Syrian rebels killed 23 government soldiers on Monday, activists said, and efforts to find a viable political alternative to Bashar al-Assad faltered when an opposition group said it would boycott Arab-backed talks to unite its splintered ranks. The latest bloodshed centred in the town of Rastan, where opposition sources said President Assad's forces killed nine other people, further unravelling a month-old UN cease-fire pact that is being overseen by international monitors.
Rastan, 180 km (110 miles) north of Damascus, has slipped in and out of government control during a 14-month-old uprising in which peaceful protest has given way to a sectarian-tinged insurgency that answers Assad's violent bid to crush unrest. Opposition activists said the 23 soldiers were killed during clashes at dawn that followed heavy army shelling of Rastan.
"Shells and rockets have been hitting the town since three am (midnight GMT) at a rate of one a minute. Rastan has been destroyed," a member of the rebel Free Syrian Army in Rastan who declined to be named told Reuters by satellite phone. He said that among those killed was Ahmad Ayoub, an FSA commander whose fighters were battling army forces he said were comprised of elite units and members of Military Intelligence.

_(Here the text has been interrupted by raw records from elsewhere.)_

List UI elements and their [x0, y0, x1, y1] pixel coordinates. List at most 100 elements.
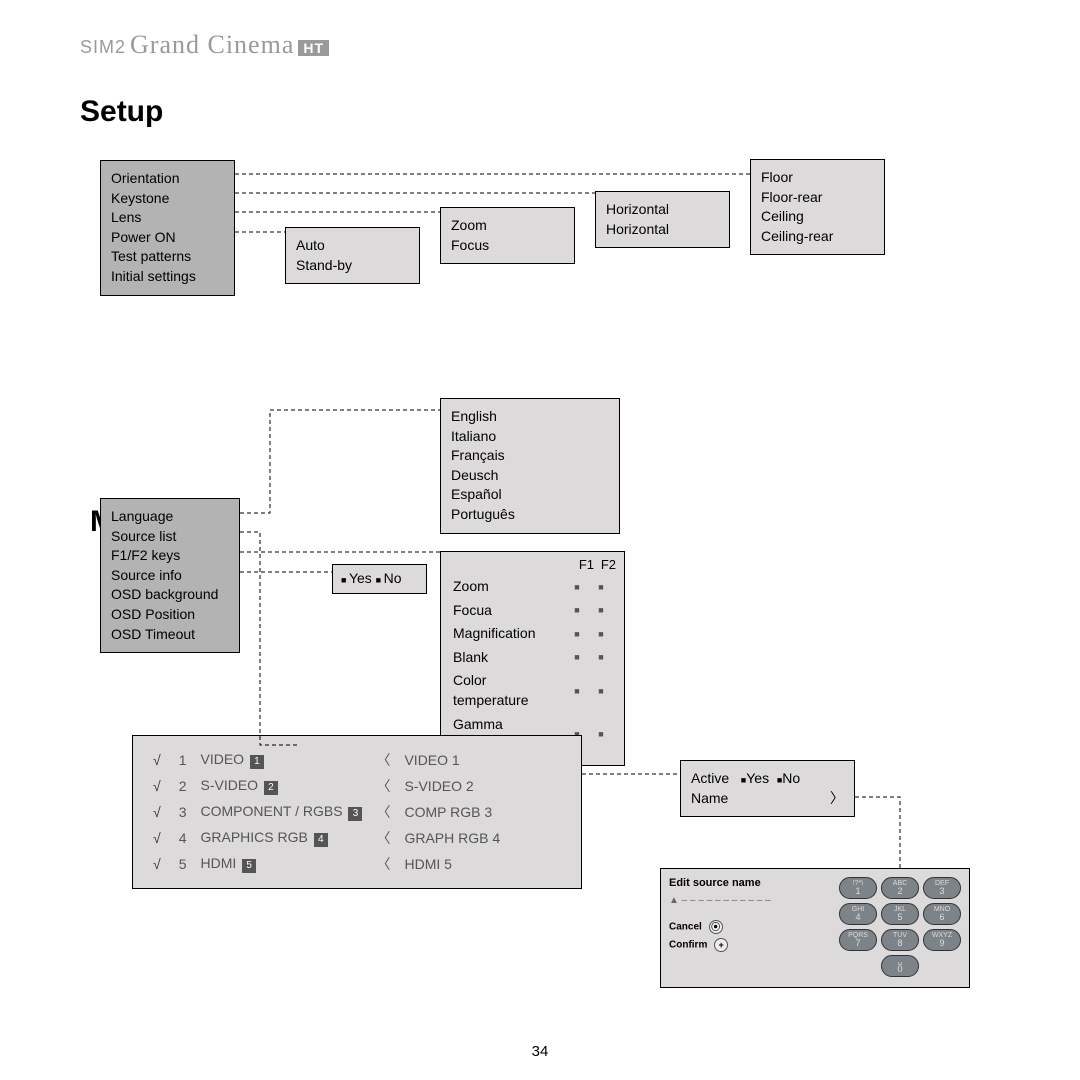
- yesno-box: ■ Yes ■ No: [332, 564, 427, 594]
- menu-item: Language: [111, 507, 229, 527]
- confirm-label: Confirm: [669, 940, 707, 951]
- name-label: Name: [691, 790, 728, 806]
- f1-checkbox[interactable]: ■: [566, 670, 588, 711]
- keystone-box: Horizontal Horizontal: [595, 191, 730, 248]
- setup-item: Orientation: [111, 169, 224, 189]
- source-badge: 2: [264, 781, 278, 795]
- keypad-key[interactable]: PQRS7: [839, 929, 877, 951]
- check-icon: √: [153, 856, 161, 872]
- confirm-row: Confirm +: [669, 938, 829, 952]
- cancel-row: Cancel ⦿: [669, 920, 829, 934]
- source-badge: 4: [314, 833, 328, 847]
- source-number: 5: [173, 852, 193, 876]
- keypad-key[interactable]: GHI4: [839, 903, 877, 925]
- lens-item: Focus: [451, 236, 564, 256]
- no-label: No: [782, 770, 800, 786]
- f1f2-box: F1 F2 Zoom■■Focua■■Magnification■■Blank■…: [440, 551, 625, 766]
- keypad-key[interactable]: DEF3: [923, 877, 961, 899]
- f1-checkbox[interactable]: ■: [566, 647, 588, 669]
- square-icon: ■: [341, 575, 349, 585]
- f2-checkbox[interactable]: ■: [590, 647, 612, 669]
- keypad-key[interactable]: !?*\1: [839, 877, 877, 899]
- f1-checkbox[interactable]: ■: [566, 576, 588, 598]
- brand-script: Grand Cinema: [130, 30, 294, 60]
- keypad-key[interactable]: ␣0: [881, 955, 919, 977]
- f1-header: F1: [579, 556, 594, 574]
- menu-item: F1/F2 keys: [111, 546, 229, 566]
- f1-checkbox[interactable]: ■: [566, 600, 588, 622]
- source-number: 4: [173, 826, 193, 850]
- f2-checkbox[interactable]: ■: [590, 623, 612, 645]
- brand-badge: HT: [298, 40, 329, 56]
- f2-checkbox[interactable]: ■: [590, 714, 612, 755]
- source-alias: VIDEO 1: [398, 748, 506, 772]
- power-item: Auto: [296, 236, 409, 256]
- f2-checkbox[interactable]: ■: [590, 670, 612, 711]
- brand-header: SIM2 Grand Cinema HT: [80, 30, 1000, 60]
- brand-pre: SIM2: [80, 37, 126, 58]
- cancel-button-icon[interactable]: ⦿: [709, 920, 723, 934]
- f1-checkbox[interactable]: ■: [566, 623, 588, 645]
- source-list-box: √1VIDEO 1〈VIDEO 1√2S-VIDEO 2〈S-VIDEO 2√3…: [132, 735, 582, 889]
- source-row: √5HDMI 5〈HDMI 5: [147, 852, 506, 876]
- orientation-item: Ceiling-rear: [761, 227, 874, 247]
- power-item: Stand-by: [296, 256, 409, 276]
- source-name: S-VIDEO 2: [194, 774, 368, 798]
- angle-left-icon: 〈: [376, 828, 390, 848]
- chevron-right-icon: 〉: [830, 789, 844, 809]
- page-number: 34: [0, 1043, 1080, 1060]
- setup-item: Power ON: [111, 228, 224, 248]
- active-name-box: Active ■Yes ■No Name 〉: [680, 760, 855, 817]
- language-item: English: [451, 407, 609, 427]
- check-icon: √: [153, 752, 161, 768]
- edit-placeholder: ▲ – – – – – – – – – – –: [669, 895, 829, 906]
- setup-heading: Setup: [80, 95, 1000, 129]
- check-icon: √: [153, 830, 161, 846]
- yes-label: Yes: [746, 770, 769, 786]
- keystone-item: Horizontal: [606, 220, 719, 240]
- source-alias: GRAPH RGB 4: [398, 826, 506, 850]
- f2-checkbox[interactable]: ■: [590, 600, 612, 622]
- keypad-key[interactable]: TUV8: [881, 929, 919, 951]
- edit-source-box: Edit source name ▲ – – – – – – – – – – –…: [660, 868, 970, 988]
- keypad-key[interactable]: MNO6: [923, 903, 961, 925]
- f1f2-row-label: Focua: [453, 600, 564, 622]
- angle-left-icon: 〈: [376, 750, 390, 770]
- language-item: Italiano: [451, 427, 609, 447]
- keystone-item: Horizontal: [606, 200, 719, 220]
- no-label: No: [384, 570, 402, 586]
- languages-box: English Italiano Français Deusch Español…: [440, 398, 620, 534]
- setup-root-box: Orientation Keystone Lens Power ON Test …: [100, 160, 235, 296]
- power-box: Auto Stand-by: [285, 227, 420, 284]
- menu-item: Source info: [111, 566, 229, 586]
- source-alias: COMP RGB 3: [398, 800, 506, 824]
- f2-checkbox[interactable]: ■: [590, 576, 612, 598]
- orientation-box: Floor Floor-rear Ceiling Ceiling-rear: [750, 159, 885, 255]
- language-item: Français: [451, 446, 609, 466]
- yes-label: Yes: [349, 570, 372, 586]
- source-badge: 5: [242, 859, 256, 873]
- f2-header: F2: [601, 556, 616, 574]
- angle-left-icon: 〈: [376, 854, 390, 874]
- source-row: √4GRAPHICS RGB 4〈GRAPH RGB 4: [147, 826, 506, 850]
- angle-left-icon: 〈: [376, 802, 390, 822]
- source-alias: S-VIDEO 2: [398, 774, 506, 798]
- confirm-button-icon[interactable]: +: [714, 938, 728, 952]
- f1f2-row-label: Color temperature: [453, 670, 564, 711]
- source-number: 1: [173, 748, 193, 772]
- f1f2-row-label: Magnification: [453, 623, 564, 645]
- orientation-item: Ceiling: [761, 207, 874, 227]
- setup-item: Keystone: [111, 189, 224, 209]
- check-icon: √: [153, 804, 161, 820]
- language-item: Português: [451, 505, 609, 525]
- setup-item: Lens: [111, 208, 224, 228]
- edit-title: Edit source name: [669, 877, 829, 889]
- keypad-grid: !?*\1ABC2DEF3 GHI4JKL5MNO6 PQRS7TUV8WXYZ9␣…: [839, 877, 961, 977]
- source-table: √1VIDEO 1〈VIDEO 1√2S-VIDEO 2〈S-VIDEO 2√3…: [145, 746, 508, 878]
- cancel-label: Cancel: [669, 922, 702, 933]
- keypad-key[interactable]: ABC2: [881, 877, 919, 899]
- keypad-key[interactable]: JKL5: [881, 903, 919, 925]
- orientation-item: Floor-rear: [761, 188, 874, 208]
- lens-item: Zoom: [451, 216, 564, 236]
- keypad-key[interactable]: WXYZ9: [923, 929, 961, 951]
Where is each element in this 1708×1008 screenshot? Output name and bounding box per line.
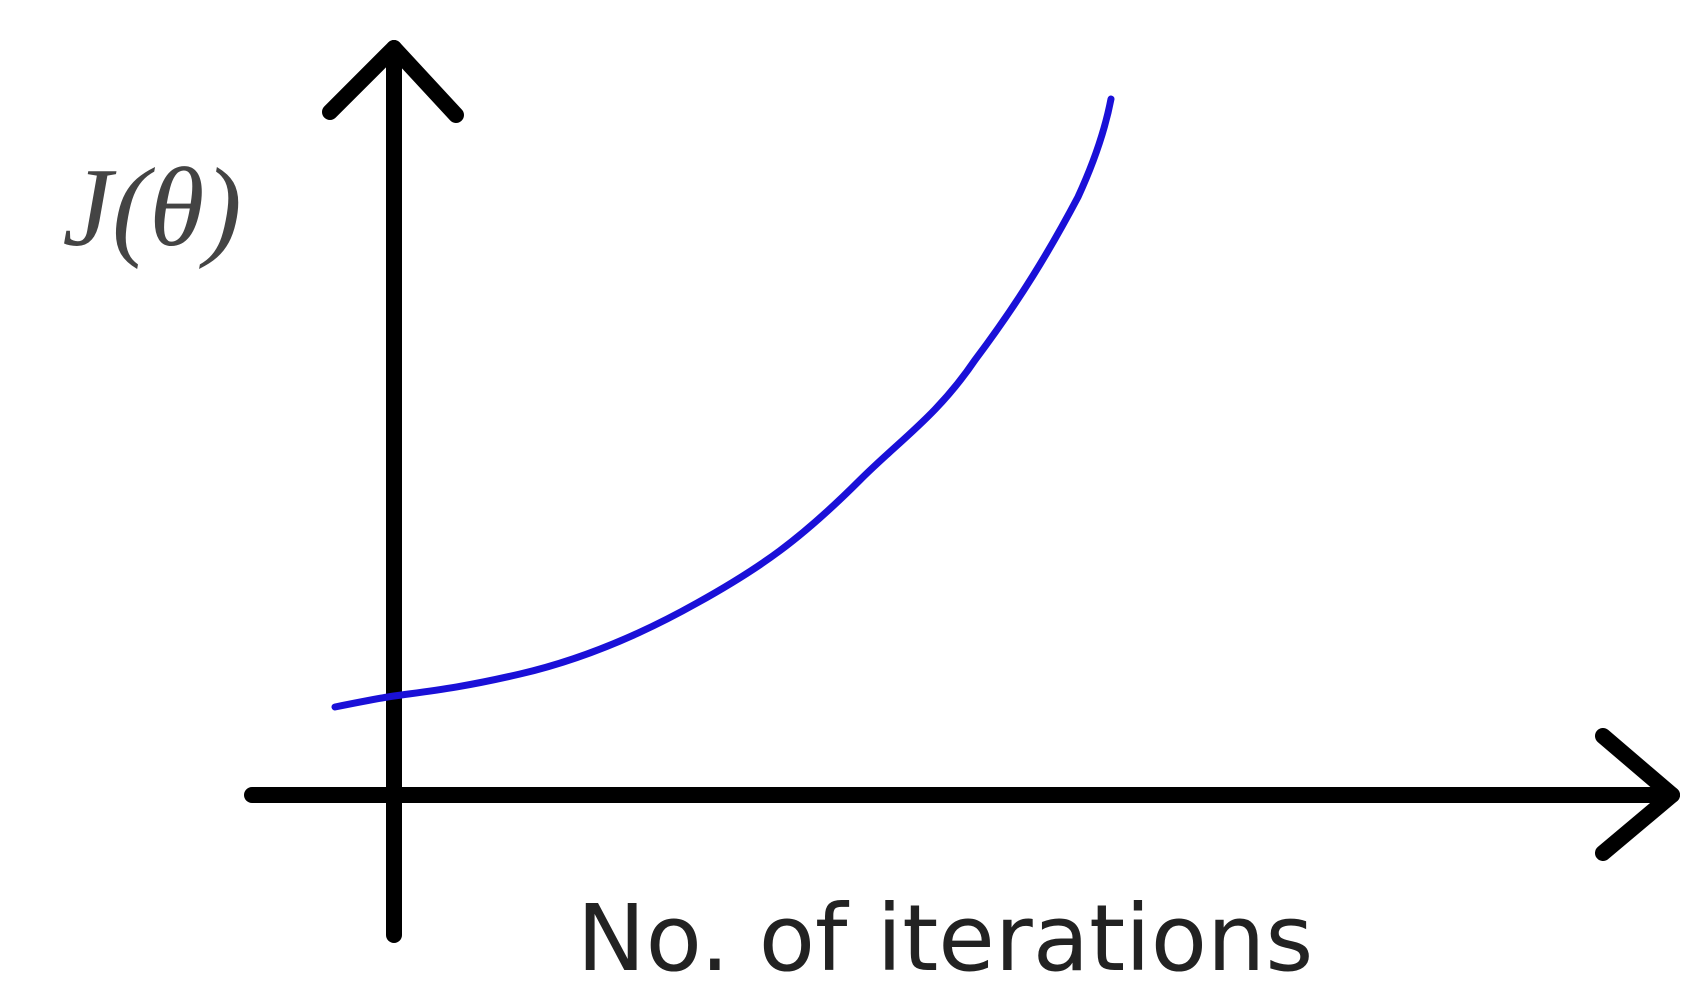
y-axis-label: J(θ): [62, 146, 241, 270]
axes: [244, 40, 1680, 943]
cost-curve: [331, 95, 1115, 711]
x-axis-label: No. of iterations: [577, 885, 1314, 992]
y-arrowhead: [322, 40, 464, 123]
x-arrowhead: [1595, 728, 1680, 861]
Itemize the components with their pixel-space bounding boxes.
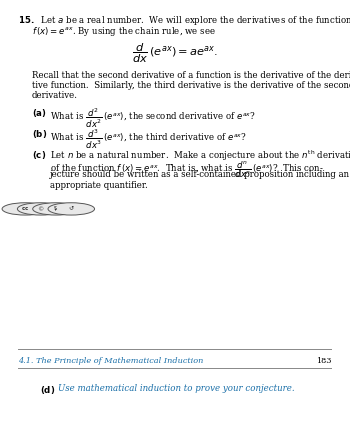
- Text: $\mathbf{cc}$: $\mathbf{cc}$: [21, 205, 29, 212]
- Text: Let $n$ be a natural number.  Make a conjecture about the $n^{\mathrm{th}}$ deri: Let $n$ be a natural number. Make a conj…: [50, 149, 350, 164]
- Text: 4.1. The Principle of Mathematical Induction: 4.1. The Principle of Mathematical Induc…: [18, 357, 203, 365]
- Text: $\mathbf{(d)}$: $\mathbf{(d)}$: [40, 384, 55, 396]
- Text: $\mathbf{(c)}$: $\mathbf{(c)}$: [32, 149, 46, 161]
- Text: Recall that the second derivative of a function is the derivative of the deriva-: Recall that the second derivative of a f…: [32, 72, 350, 81]
- Text: $\copyright$: $\copyright$: [37, 204, 44, 213]
- Text: What is $\dfrac{d^2}{dx^2}\,(e^{ax})$, the second derivative of $e^{ax}$?: What is $\dfrac{d^2}{dx^2}\,(e^{ax})$, t…: [50, 107, 256, 130]
- Text: $\dfrac{d}{dx}\,(e^{ax}) = ae^{ax}.$: $\dfrac{d}{dx}\,(e^{ax}) = ae^{ax}.$: [132, 41, 218, 65]
- Text: derivative.: derivative.: [32, 90, 78, 100]
- Text: of the function $f\,(x) = e^{ax}$.  That is, what is $\dfrac{d^n}{dx^n}\,(e^{ax}: of the function $f\,(x) = e^{ax}$. That …: [50, 159, 324, 180]
- Circle shape: [18, 203, 64, 215]
- Text: appropriate quantifier.: appropriate quantifier.: [50, 181, 148, 190]
- Text: $\circlearrowleft$: $\circlearrowleft$: [67, 205, 75, 212]
- Text: $f\,(x) = e^{ax}$. By using the chain rule, we see: $f\,(x) = e^{ax}$. By using the chain ru…: [32, 25, 216, 37]
- Text: $\mathbf{(a)}$: $\mathbf{(a)}$: [32, 107, 47, 119]
- Text: Use mathematical induction to prove your conjecture.: Use mathematical induction to prove your…: [58, 384, 295, 393]
- Text: jecture should be written as a self-contained proposition including an: jecture should be written as a self-cont…: [50, 170, 350, 179]
- Text: What is $\dfrac{d^3}{dx^3}\,(e^{ax})$, the third derivative of $e^{ax}$?: What is $\dfrac{d^3}{dx^3}\,(e^{ax})$, t…: [50, 128, 247, 152]
- Text: $\mathbf{15.}$  Let $a$ be a real number.  We will explore the derivatives of th: $\mathbf{15.}$ Let $a$ be a real number.…: [18, 14, 350, 27]
- Text: tive function.  Similarly, the third derivative is the derivative of the second: tive function. Similarly, the third deri…: [32, 81, 350, 90]
- Circle shape: [33, 203, 79, 215]
- Circle shape: [48, 203, 94, 215]
- Circle shape: [2, 203, 49, 215]
- Text: $\$\!\!\!\backslash$: $\$\!\!\!\backslash$: [54, 204, 58, 213]
- Text: $\mathbf{(b)}$: $\mathbf{(b)}$: [32, 128, 47, 140]
- Text: 183: 183: [316, 357, 332, 365]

The Britain-based Syrian Observatory for Human Rights said rebels destroyed three armoured personnel carriers and seized two others, capturing around 15 soldiers. The Syrian official news agency SANA said Abdelaziz al-Hafl, a tribal notable in the oil-producing province of Deir al-Zor, was assassinated on Monday along with his son.
Opposition sources said Hafl was the 17th pro-Assad figure slain in the eastern province in recent months. A member of Hafl's tribe said he had been repeatedly warned by insurgents to stop co-operating with the secret police, "but he did not heed the warnings and was bumped off today".
There was no independent confirmation of any of the reports of fighting and killing from inside Syria, which has severely limited media access over the course of the uprising. The exile group that claims the right to speak for the political opposition to Assad, the Syrian National Council (SNC), said it would not join Arab League-brokered talks set for Wednesday and Thursday aimed at healing its divisions. In Brussels, the European Union said in a statement that it had extended sanctions against Syria, freezing the assets of two companies it said gave financial support to Assad's government, and imposing travel bans on three people.